We asked the creator of Panzer’s new Ice Cream and Chocolate Mousse – Richard Stafford – about how he creates our newest grocery hit. Flying off the shelves, keep an eye out for new batches each Thursday!
Panzers’ ice cream is made only with the very freshest ingredients, no preservatives whatsoever, and fits squarely into the definition for ‘artisanal’. It means the shelf life of the ice creams are a little shorter than those sold in supermarkets, but the taste is a million times better. Everything, apart from the churning, is done by hand.
We use only the best ingredients: hazelnut paste from Piedmont, in Italy; pistachio paste from Bronte, Sicily; Earl Grey tea from the Tregothnan Estate in Cornwall; chocolate from a single estate in the Caribbean.
With so much competition in the ice cream sector, I try and create a point of difference with flavour combinations. I take my inspiration from desserts and puddings on restaurant menus. If I like the look or taste of something, my first thought is, will that work as an ice cream, and if so, how? And so, I make a Key Lime Pie ice cream, a Panforte ice cream, a Sticky Toffee Pudding ice cream, a Burnt Basque Vanilla Cheesecake ice cream, a Southern Blueberry Cobbler ice cream… and so on.

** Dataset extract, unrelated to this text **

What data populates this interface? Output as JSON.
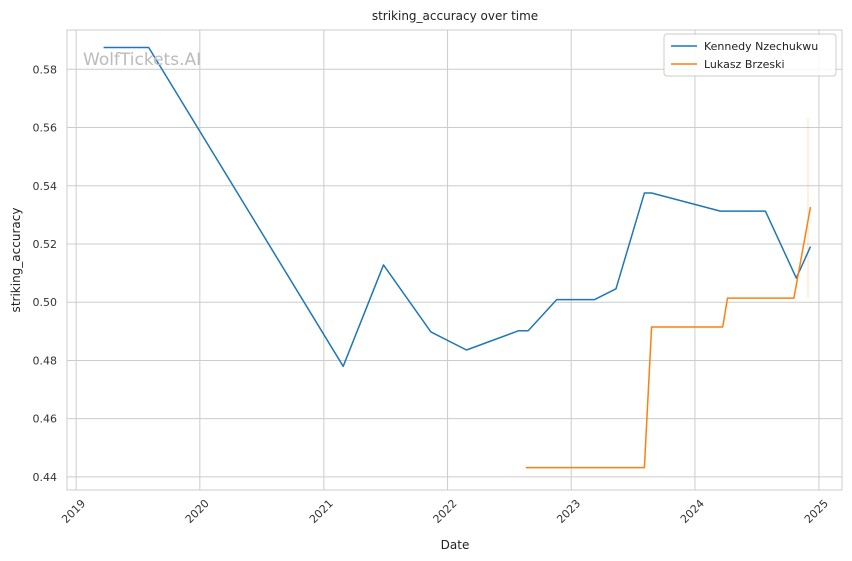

I’m old enough to remember the dull, flavourless ice creams of the 70s in the UK. It wasn’t until I first went to America that I discovered how inventive ice creams could be. I fell in love with Cookies ’n Cream, eating more than was healthy, and ever since I’ve loved ice creams with ‘bits’ in them – or mix-ins, as they’re called in America. I do my own version of Cookies ’n Cream now: Chocolate Milk and Cookies. In my opinion, it knocks the commercially-produced one out of the water. You’ll find quite a few of my ice creams at Panzers have mix-ins – chocolate crumble in the Piedmont Hazelnut ice cream, pieces of gooey rosewater meringue in a Lemon Ice Cream, soft chocolate flake in a Mocha, and pieces of lemon cake in an Earl Grey Tea ice cream (called Tea & Cake Ice Cream!).
One of the best aspects of making ice cream is good old-fashioned R&D. Sometimes it takes several iterations to get an ice cream right, and I confess to having had to throw away an ice cream straight from the churner once or twice. That’s the price of experimentation, but when it succeeds, the results are so worth it. For example, it took five attempts to perfect my Wholemeal Sourdough Ice Cream with Seville Orange Marmalade, made with a dark sugar ice cream base, kernels of crunchy wholemeal sourdough, and swirled through with Seville marmalade. It was worth all the failed attempts.
In the interests of good kitchen economy, I ensure the many egg whites left over from the ice cream making are put to good use. I also make a chocolate mousse, one of the most enduring puddings. I’m not going to disclose the recipe, but it’s underpinned by the delicious aforementioned single-estate chocolate from the Caribbean. And again, it’s made by my aching hand!